Why Is Macro So Hard? The Things We Won’t Talk About

Here’s a quote:

You can say anything you like about sex nowadays, but the moment the topic turns to fiscal policy, there are endless things that everyone knows, that are even written up in textbooks and scholarly articles, but no one is supposed to talk about in public.

So I make no claims to thinking in tune with the author generally, or approving of the source article.

I would say that the problem is broader than fiscal policy though.

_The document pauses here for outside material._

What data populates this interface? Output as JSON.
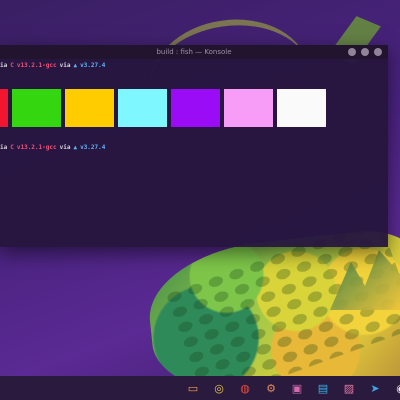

So what are some random things with fiscal policy that we’re not allowed to talk about? How about:

  • Government deficits move with the business cycle: lots of politicians claim responsibility for movements toward budget surplus that are nothing more than side effects of business cycle expansions.
  • Governments run deficits in some months and surpluses in others. You’d think this would lead to volatile economic outcomes if deficits were actually important. It doesn’t because they’re not.
  • If you thought it was good that Clinton ran surpluses, don’t forget that Bush II did too.
  • If you though those surpluses were good, don’t forget that they were the aftereffect of large national tax increases in 1990 and 1993.
  • Obama is known for his stimulus package. Bush II should be too.
  • Republicans: you can be in favor of reducing taxes without tossing out the trope that the Laffer curve operates everywhere all the time. It doesn’t. It’s not even close.
  • Reagan didn’t cut government spending. In some areas he cut the growth rate of government spending.